On Writing

My first published works date back to 1970. They appeared in my school’s annually published anthology, edited and created by our Honors English class.

As children, we’d engaged in endless “duck and cover” drills, crouched under our desks, hands covering our heads, fearfully awaiting an A-bomb launched from Cuba’s shore. As adolescents, the flames of the Viet Nam War, assassinations of Bobby Kennedy and Dr. Martin Luther King, Jr., and the Watergate scandal scorched our hearts and minds. In 1970, disparate reactions to the impending court order to desegregate our school were polarizing my neighborhood and home town.

Tapping into the vivid fears of our common teen angst, our editorial board aptly entitled 1970’s edition of our publication, “The Apocalypse.”

At the time, I was an overweight, overwhelmed adolescent whose best friends were books, and favorite activity was creating alternative realities with a treasured cartridge pen held in my peacock blue stained hands.

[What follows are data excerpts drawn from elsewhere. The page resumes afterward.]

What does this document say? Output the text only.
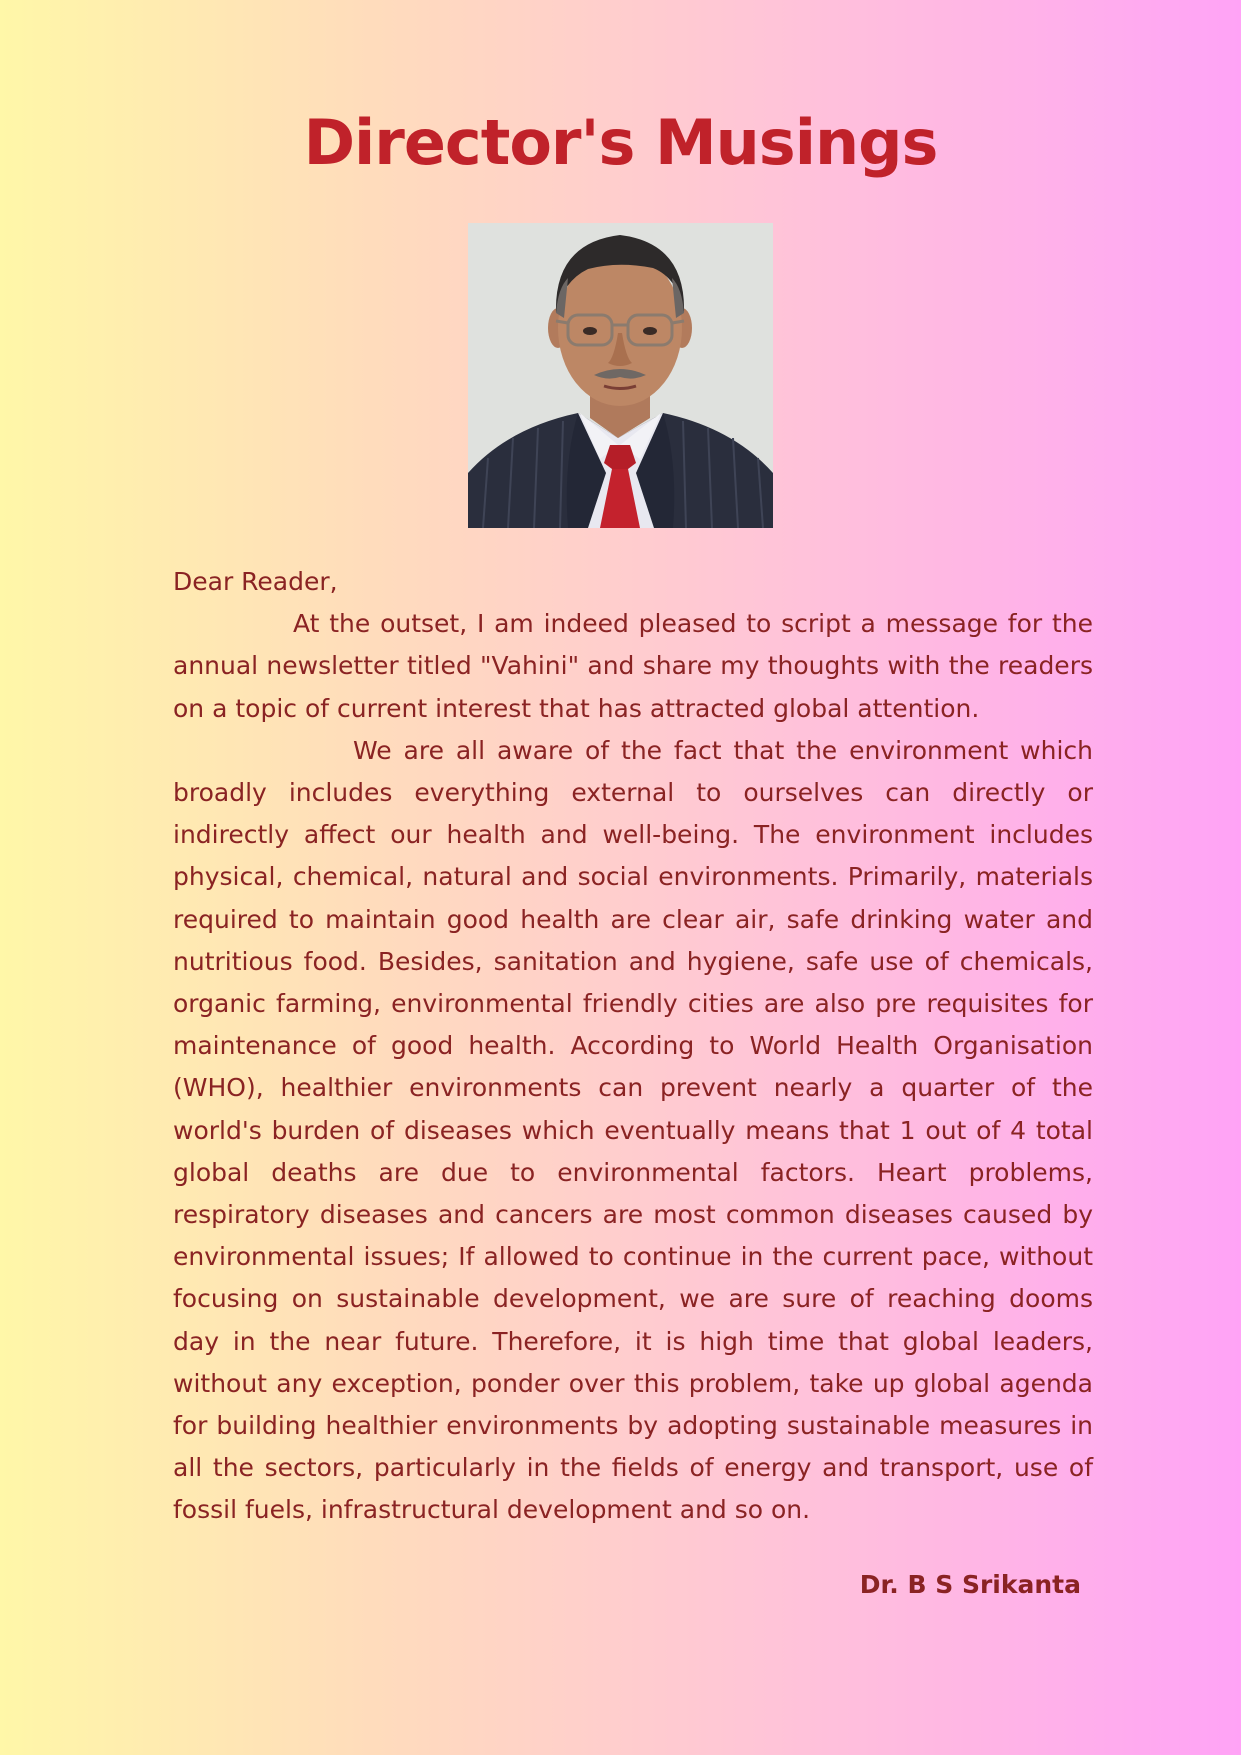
Director's Musings

Dear Reader,

At the outset, I am indeed pleased to script a message for the annual newsletter titled "Vahini" and share my thoughts with the readers on a topic of current interest that has attracted global attention.

We are all aware of the fact that the environment which broadly includes everything external to ourselves can directly or indirectly affect our health and well-being. The environment includes physical, chemical, natural and social environments. Primarily, materials required to maintain good health are clear air, safe drinking water and nutritious food. Besides, sanitation and hygiene, safe use of chemicals, organic farming, environmental friendly cities are also pre requisites for maintenance of good health. According to World Health Organisation (WHO), healthier environments can prevent nearly a quarter of the world's burden of diseases which eventually means that 1 out of 4 total global deaths are due to environmental factors. Heart problems, respiratory diseases and cancers are most common diseases caused by environmental issues; If allowed to continue in the current pace, without focusing on sustainable development, we are sure of reaching dooms day in the near future. Therefore, it is high time that global leaders, without any exception, ponder over this problem, take up global agenda for building healthier environments by adopting sustainable measures in all the sectors, particularly in the fields of energy and transport, use of fossil fuels, infrastructural development and so on.

Dr. B S Srikanta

I filled pages while others filled their datebooks.

Writing kept my soul alive.

And it has continued to do so ever since.

In my other life—the one bound by a material vs. ethereal world, I have worked as a teacher, a consultant in the field of developmental disabilities, a grant project manager, a freelance copywriter, a grants specialist for a large public school district, a technical writer of training manuals and related materials, an editor, and a program specialist.

I currently live on the West Coast of Florida with my soul mate, Deborah, and our dearly loved, cherished rescued Maltese, Lilly.